[e2e] Re: [Tsvwg] Really End-to-end or CRC vs everything else?

Jonathan Stone jonathan at DSG.Stanford.EDU
Mon Jun 11 11:22:56 PDT 2001


In message <5.1.0.14.2.20010611100206.04614b60 at mail.reed.com>
"David P. Reed" writes:

[crypto rather than checksums]

>>That list (of typical hardware and software malfunctions) is a small 
>>fraction of the kinds of errors that a motivated adversary
>>could cause.  And we could imagine designing checksums to be efficacious
>>against such errors.
>
>Agreed.  I stipulate that this paragraph is all true.   But as mentioned 
>above, proving that the checksum will be significantly optimized by 
>handling only this broad and fuzzy "small fraction" and not the more 
>general "adversary-driven" class of corruptions seems to be of value only 
>if the cryptographic approach is dramatically costly.  And it isn't 
>anymore, since silicon and theory have both advanced over the last 25 years 
>a great deal.

David,

I think you are overlooking several points here.


First is that just using md5 doesnt get what you want.  With raw MD5,
the middle-box can recompute (or pass along) MD5 hashes. You have to
do HMAC-MD5, which pushes up the computational cost considerably.


Second is that more computationally expensive error checks are a
stronger push to outboard checksumming.  The data I and Craig have
gathered shows that the path between the NIC's link-level CRC engine,
and the TCP (or IP) checksum computation, is a significant cause of
end-to-end errors.  Not checking that part of the end-to-end path
weakens the end-to-end property of a nominally `end-to-end' error
check.  If advocating ``stronger'', computationally more expensive
error checks encourages outboard checksumming, you are aiding and
abbetting in making the check less of an end-to-end check, to
precisely the degree that outboard checksumming was encouraged.
Is this what you want to do?

Third, is that I wonder if you took in the result from my dissertation
which Craig reported a couple of days ago?  Over the space of all
possible errors, md5 detects the exact same fraction of errors as MD4,
or as a 128-bit CRC, or a 128-bit sum, or even a 128-bit constant.
Given that, what is the *error-detection* rationale for using MD5--
as opposed (per the earlier disscussion) chooisng a cheaper function,
which gives us the same Shannon information?

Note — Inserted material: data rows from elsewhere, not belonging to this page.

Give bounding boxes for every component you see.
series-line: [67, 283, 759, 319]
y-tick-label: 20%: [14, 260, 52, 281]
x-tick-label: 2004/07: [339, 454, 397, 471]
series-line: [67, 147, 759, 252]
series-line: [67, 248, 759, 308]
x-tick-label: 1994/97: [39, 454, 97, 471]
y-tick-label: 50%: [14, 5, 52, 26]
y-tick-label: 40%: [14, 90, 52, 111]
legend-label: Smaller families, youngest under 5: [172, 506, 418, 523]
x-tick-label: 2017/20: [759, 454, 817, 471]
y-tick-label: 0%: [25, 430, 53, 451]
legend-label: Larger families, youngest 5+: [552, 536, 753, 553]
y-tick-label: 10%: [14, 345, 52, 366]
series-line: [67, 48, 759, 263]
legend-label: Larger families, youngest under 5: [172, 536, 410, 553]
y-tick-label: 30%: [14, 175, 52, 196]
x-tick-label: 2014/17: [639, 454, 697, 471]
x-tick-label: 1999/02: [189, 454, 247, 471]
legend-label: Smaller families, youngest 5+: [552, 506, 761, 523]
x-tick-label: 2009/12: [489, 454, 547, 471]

Last, a question. I've suggested an adversary models with `blind'
adversaries which can't exploit the structure of an error-check
function. You proposed informed, intelligent, malicious adversaries --
an intruder model which suggests cryptographic approaches.
We already have protocols which address those latter models.

Does the end-to-end principle really argue for forcing the cost of
crypographically-strong error checks onto every end-host, for
every packet?  Or can detecting and defeating middle-boxes
be achieved via something like ipsec?